The Agentic approach, as an effective strategy for reducing LLM hallucinations, has broad application prospects in the field of artificial intelligence. Through the self-verification mechanism, this method can significantly reduce the hallucination phenomena in the answers generated by LLMs, improving the accuracy and reliability of the answers. However, this method also has some limitations and challenges, such as high requirements for LLM models, limited ability to handle complex problems, and cost-effectiveness issues.
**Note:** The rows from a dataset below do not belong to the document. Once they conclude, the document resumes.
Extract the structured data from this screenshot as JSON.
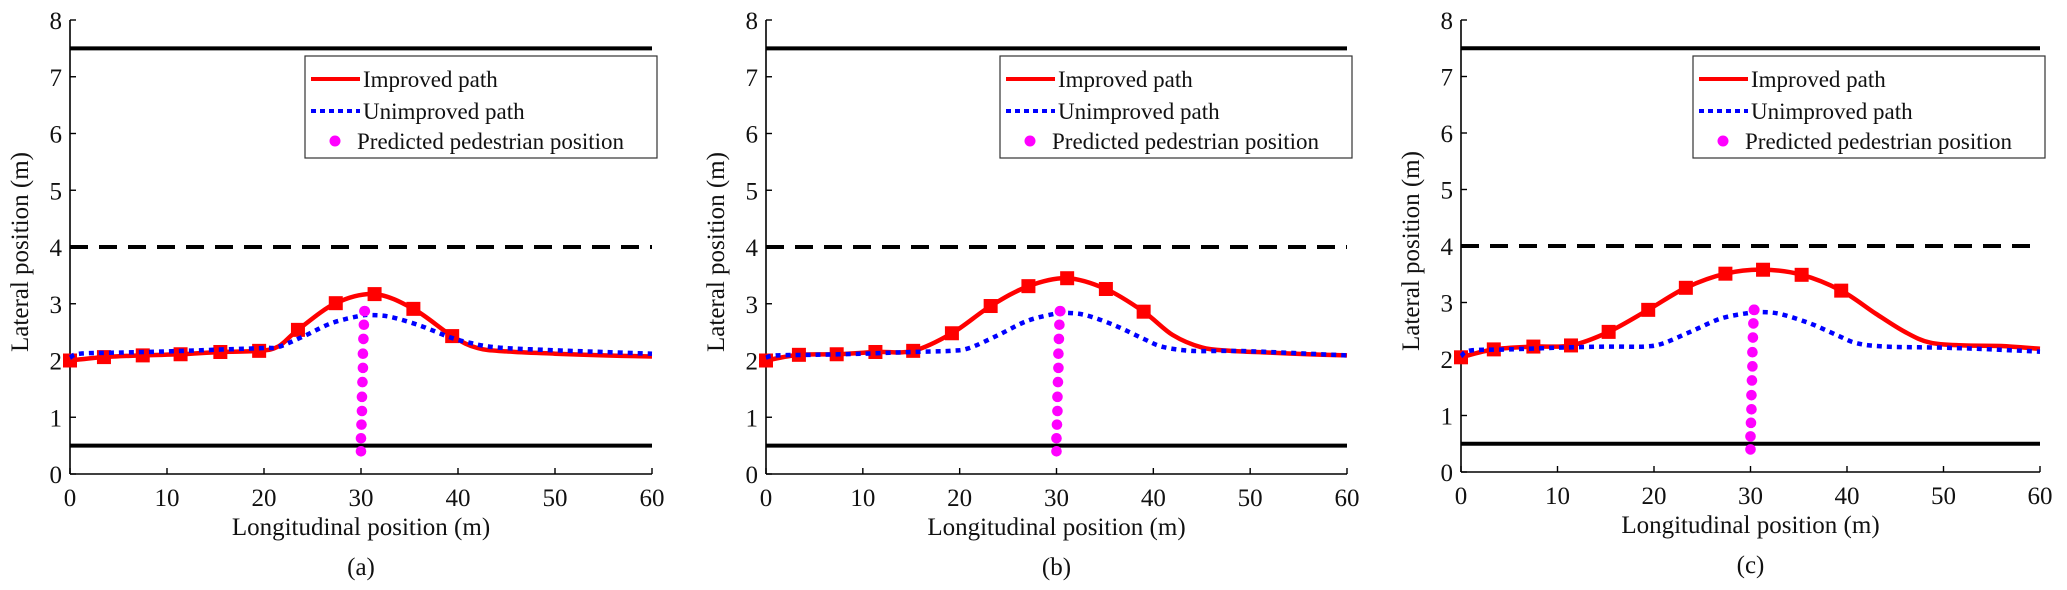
{
  "chart_data": [
    {
      "type": "line",
      "panel_label": "(a)",
      "xlabel": "Longitudinal position (m)",
      "ylabel": "Lateral position (m)",
      "xlim": [
        0,
        60
      ],
      "ylim": [
        0,
        8
      ],
      "xticks": [
        0,
        10,
        20,
        30,
        40,
        50,
        60
      ],
      "yticks": [
        0,
        1,
        2,
        3,
        4,
        5,
        6,
        7,
        8
      ],
      "grid": false,
      "legend_position": "top-right",
      "lane_lines": [
        {
          "name": "road-edge-top",
          "y": 7.5,
          "style": "solid"
        },
        {
          "name": "lane-center",
          "y": 4.0,
          "style": "dashed"
        },
        {
          "name": "road-edge-bottom",
          "y": 0.5,
          "style": "solid"
        }
      ],
      "series": [
        {
          "name": "Improved path",
          "color": "#ff0000",
          "style": "solid",
          "marker": "square",
          "x": [
            0,
            3.5,
            7.5,
            11.4,
            15.5,
            19.5,
            21.5,
            23.5,
            27.4,
            31.4,
            35.4,
            39.4,
            42,
            45,
            50,
            55,
            60
          ],
          "y": [
            2.0,
            2.06,
            2.09,
            2.11,
            2.15,
            2.17,
            2.25,
            2.54,
            3.01,
            3.17,
            2.91,
            2.43,
            2.22,
            2.16,
            2.12,
            2.09,
            2.07
          ],
          "marker_indices": [
            0,
            1,
            2,
            3,
            4,
            5,
            7,
            8,
            9,
            10,
            11
          ]
        },
        {
          "name": "Unimproved path",
          "color": "#0000ff",
          "style": "dotted",
          "marker": "none",
          "x": [
            0,
            1,
            5,
            10,
            15,
            20,
            21.5,
            24,
            27,
            30,
            31,
            33,
            36,
            39,
            41,
            44,
            50,
            55,
            60
          ],
          "y": [
            2.05,
            2.12,
            2.14,
            2.16,
            2.19,
            2.22,
            2.24,
            2.42,
            2.66,
            2.79,
            2.8,
            2.77,
            2.62,
            2.42,
            2.32,
            2.23,
            2.18,
            2.15,
            2.12
          ]
        },
        {
          "name": "Predicted pedestrian position",
          "color": "#ff00ff",
          "style": "none",
          "marker": "circle",
          "x": [
            30.0,
            30.0,
            30.05,
            30.1,
            30.1,
            30.15,
            30.2,
            30.2,
            30.25,
            30.3,
            30.35,
            30.4
          ],
          "y": [
            0.4,
            0.63,
            0.87,
            1.11,
            1.36,
            1.62,
            1.87,
            2.12,
            2.38,
            2.63,
            2.87,
            2.87
          ]
        }
      ]
    },
    {
      "type": "line",
      "panel_label": "(b)",
      "xlabel": "Longitudinal position (m)",
      "ylabel": "Lateral position (m)",
      "xlim": [
        0,
        60
      ],
      "ylim": [
        0,
        8
      ],
      "xticks": [
        0,
        10,
        20,
        30,
        40,
        50,
        60
      ],
      "yticks": [
        0,
        1,
        2,
        3,
        4,
        5,
        6,
        7,
        8
      ],
      "grid": false,
      "legend_position": "top-right",
      "lane_lines": [
        {
          "name": "road-edge-top",
          "y": 7.5,
          "style": "solid"
        },
        {
          "name": "lane-center",
          "y": 4.0,
          "style": "dashed"
        },
        {
          "name": "road-edge-bottom",
          "y": 0.5,
          "style": "solid"
        }
      ],
      "series": [
        {
          "name": "Improved path",
          "color": "#ff0000",
          "style": "solid",
          "marker": "square",
          "x": [
            0,
            3.4,
            7.3,
            11.3,
            15.2,
            19.2,
            23.2,
            27.1,
            31.1,
            35.1,
            39.0,
            42,
            45,
            48,
            52,
            56,
            60
          ],
          "y": [
            2.0,
            2.1,
            2.11,
            2.15,
            2.17,
            2.48,
            2.96,
            3.31,
            3.45,
            3.26,
            2.86,
            2.45,
            2.23,
            2.17,
            2.14,
            2.11,
            2.09
          ],
          "marker_indices": [
            0,
            1,
            2,
            3,
            4,
            5,
            6,
            7,
            8,
            9,
            10
          ]
        },
        {
          "name": "Unimproved path",
          "color": "#0000ff",
          "style": "dotted",
          "marker": "none",
          "x": [
            0,
            1,
            5,
            10,
            15,
            19,
            21,
            24,
            27,
            30,
            31,
            33,
            36,
            39,
            41,
            44,
            48,
            52,
            56,
            60
          ],
          "y": [
            2.05,
            2.09,
            2.1,
            2.12,
            2.15,
            2.17,
            2.22,
            2.45,
            2.7,
            2.83,
            2.84,
            2.8,
            2.62,
            2.38,
            2.24,
            2.17,
            2.17,
            2.15,
            2.12,
            2.09
          ]
        },
        {
          "name": "Predicted pedestrian position",
          "color": "#ff00ff",
          "style": "none",
          "marker": "circle",
          "x": [
            30.0,
            30.0,
            30.05,
            30.1,
            30.1,
            30.15,
            30.2,
            30.2,
            30.25,
            30.3,
            30.35,
            30.4
          ],
          "y": [
            0.4,
            0.63,
            0.87,
            1.11,
            1.36,
            1.62,
            1.87,
            2.12,
            2.38,
            2.63,
            2.87,
            2.87
          ]
        }
      ]
    },
    {
      "type": "line",
      "panel_label": "(c)",
      "xlabel": "Longitudinal position (m)",
      "ylabel": "Lateral position (m)",
      "xlim": [
        0,
        60
      ],
      "ylim": [
        0,
        8
      ],
      "xticks": [
        0,
        10,
        20,
        30,
        40,
        50,
        60
      ],
      "yticks": [
        0,
        1,
        2,
        3,
        4,
        5,
        6,
        7,
        8
      ],
      "grid": false,
      "legend_position": "top-right",
      "lane_lines": [
        {
          "name": "road-edge-top",
          "y": 7.5,
          "style": "solid"
        },
        {
          "name": "lane-center",
          "y": 4.0,
          "style": "dashed"
        },
        {
          "name": "road-edge-bottom",
          "y": 0.5,
          "style": "solid"
        }
      ],
      "series": [
        {
          "name": "Improved path",
          "color": "#ff0000",
          "style": "solid",
          "marker": "square",
          "x": [
            0,
            3.4,
            7.5,
            11.4,
            15.3,
            19.4,
            23.3,
            27.4,
            31.3,
            35.3,
            39.4,
            43,
            46,
            48.6,
            52,
            56,
            60
          ],
          "y": [
            2.03,
            2.17,
            2.22,
            2.24,
            2.48,
            2.87,
            3.26,
            3.51,
            3.58,
            3.49,
            3.21,
            2.8,
            2.48,
            2.29,
            2.24,
            2.23,
            2.18
          ],
          "marker_indices": [
            0,
            1,
            2,
            3,
            4,
            5,
            6,
            7,
            8,
            9,
            10
          ]
        },
        {
          "name": "Unimproved path",
          "color": "#0000ff",
          "style": "dotted",
          "marker": "none",
          "x": [
            0,
            1,
            5,
            10,
            15,
            19,
            21,
            24,
            27,
            30,
            31,
            33,
            36,
            39,
            41,
            44,
            50,
            55,
            60
          ],
          "y": [
            2.05,
            2.15,
            2.17,
            2.2,
            2.22,
            2.22,
            2.28,
            2.5,
            2.72,
            2.82,
            2.83,
            2.8,
            2.64,
            2.42,
            2.28,
            2.22,
            2.2,
            2.17,
            2.13
          ]
        },
        {
          "name": "Predicted pedestrian position",
          "color": "#ff00ff",
          "style": "none",
          "marker": "circle",
          "x": [
            30.0,
            30.0,
            30.05,
            30.1,
            30.1,
            30.15,
            30.2,
            30.2,
            30.25,
            30.3,
            30.35,
            30.4
          ],
          "y": [
            0.4,
            0.63,
            0.87,
            1.11,
            1.36,
            1.62,
            1.87,
            2.12,
            2.38,
            2.63,
            2.87,
            2.87
          ]
        }
      ]
    }
  ]
}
To overcome these limitations and challenges, future research can explore the following aspects:
- Develop Stronger LLM Models
By improving model structure and training algorithms, enhance the logical judgment ability and contextual understanding of LLMs, making them better suited to the needs of the Agentic approach. - Optimize Verification Mechanisms
Research more efficient verification methods and algorithms to reduce the computational resources and time required for verification steps, improving the cost-effectiveness of the Agentic approach. - Expand Application Areas
Apply the Agentic approach to more tasks and scenarios, such as dialogue systems, recommendation systems, knowledge graph construction, etc., to verify its generalization ability and practicality.
In summary, the Agentic approach provides an effective solution for reducing LLM hallucinations (RAG (Retrieval-Augmented Generation) Assessment: Evaluating Hallucination Phenomena in LLMs) and has shown significant results in practical applications.